The base R pipe operator adopted a similar precedence to the magrittr pipe. This I think is unfortunate. Consider a situation where we would like to start a pipe chain with a mathematical expression. Perhaps we square the elements of a matrix and then do some further data processing. You might think something like the following would work, if you were not aware of the pipe operator’s precedence.

expression(
  mat * mat |>
    f1() |>
    f2() # |> ...
)

expression(mat * f2(f1(mat)))

Instead, we must write the following.

expression(
  (mat * mat) |>
    f1() |>
    f2() # |> ...
)

expression(f2(f1((mat * mat))))

Is this a big deal?
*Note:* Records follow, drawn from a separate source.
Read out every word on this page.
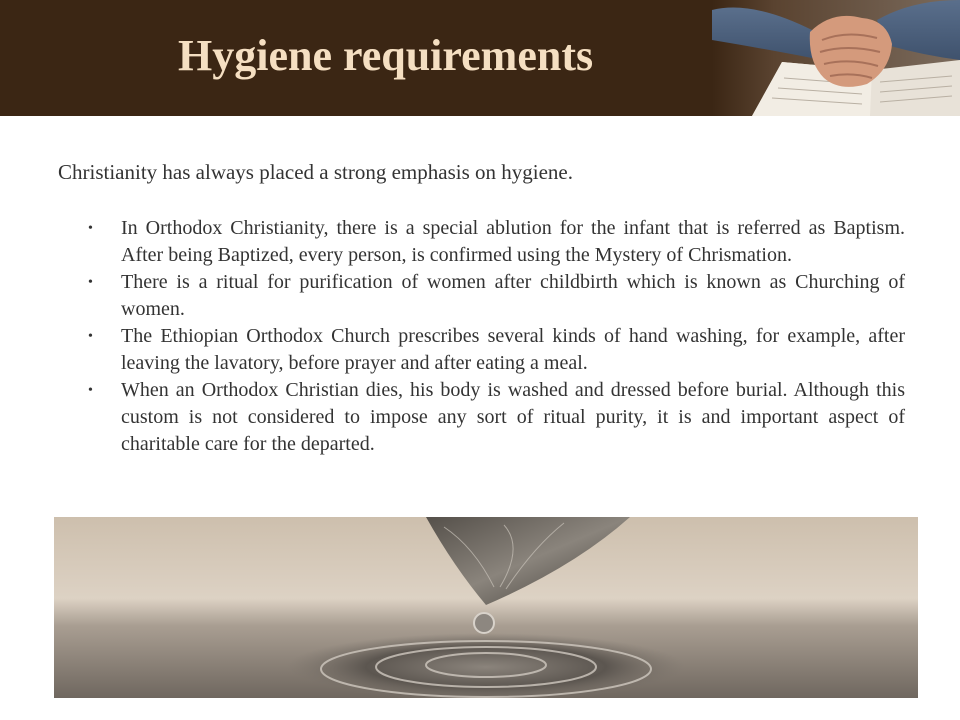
Hygiene requirements

Christianity has always placed a strong emphasis on hygiene.

• In Orthodox Christianity, there is a special ablution for the infant that is referred as Baptism. After being Baptized, every person, is confirmed using the Mystery of Chrismation.
• There is a ritual for purification of women after childbirth which is known as Churching of women.
• The Ethiopian Orthodox Church prescribes several kinds of hand washing, for example, after leaving the lavatory, before prayer and after eating a meal.
• When an Orthodox Christian dies, his body is washed and dressed before burial. Although this custom is not considered to impose any sort of ritual purity, it is and important aspect of charitable care for the departed.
Probably not if you are aware of it. Then it is just an inconvenience. However, even after being made aware of this, it does seem counter-intuitive and a bit disappointing. I don’t expect people to write statements like the following.
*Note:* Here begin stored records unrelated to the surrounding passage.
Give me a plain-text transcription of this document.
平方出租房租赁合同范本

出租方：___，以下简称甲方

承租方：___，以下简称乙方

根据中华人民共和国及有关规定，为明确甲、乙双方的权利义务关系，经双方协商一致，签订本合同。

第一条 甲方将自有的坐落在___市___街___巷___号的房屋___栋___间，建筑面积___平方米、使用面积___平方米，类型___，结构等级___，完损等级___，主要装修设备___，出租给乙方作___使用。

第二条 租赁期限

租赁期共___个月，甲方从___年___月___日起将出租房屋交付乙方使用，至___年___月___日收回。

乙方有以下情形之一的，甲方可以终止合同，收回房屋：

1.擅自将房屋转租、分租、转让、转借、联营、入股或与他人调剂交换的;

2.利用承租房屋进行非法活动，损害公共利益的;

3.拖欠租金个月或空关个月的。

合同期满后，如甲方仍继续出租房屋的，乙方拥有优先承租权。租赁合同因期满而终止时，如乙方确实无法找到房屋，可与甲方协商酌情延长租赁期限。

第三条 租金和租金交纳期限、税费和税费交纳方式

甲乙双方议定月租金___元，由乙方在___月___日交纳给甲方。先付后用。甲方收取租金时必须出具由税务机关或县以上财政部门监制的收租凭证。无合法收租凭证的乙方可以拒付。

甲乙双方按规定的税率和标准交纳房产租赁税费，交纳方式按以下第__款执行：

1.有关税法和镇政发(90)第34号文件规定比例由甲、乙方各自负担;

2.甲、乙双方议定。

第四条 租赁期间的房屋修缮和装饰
expression(x |> f1() |> f2() * y |> f2())

expression(f2(f1(x)) * f2(y))

On the other hand, I think someone might expect to be able to start a pipe with a computation or formula without having to add parentheses. The developers of the magrittr pipe were limited in their choice of precedence. However, the base R pipe should not have this limitation. In my ideal version of R the pipe operator has precedence between ~ and ->.

In reality, we are left with a pipe that sometimes requires parentheses when it doesn’t seem like it should be necessary, while allowing us to drop parentheses in situations where we wouldn’t dare to anyway. However, I think there is a silver lining. The weird precedence of the pipe operator encourages us to take care in how we start a pipe. Starting with an object is a safe approach and this fits into the piping paradigm. A pipe chain describes how to move from object A to object B using a series of functions. Thus we solve this problem with more pipes, which can surely only be a good thing.

expression(
  mat |>
    (\(m)m*m)() |>
    f1() |>
    f2() # |> ...
)

expression(f2(f1((function(m) m * m)(mat))))

Maybe there is another silver lining – the behaviour of the pipe operator provides an endless supply of “R puzzles”.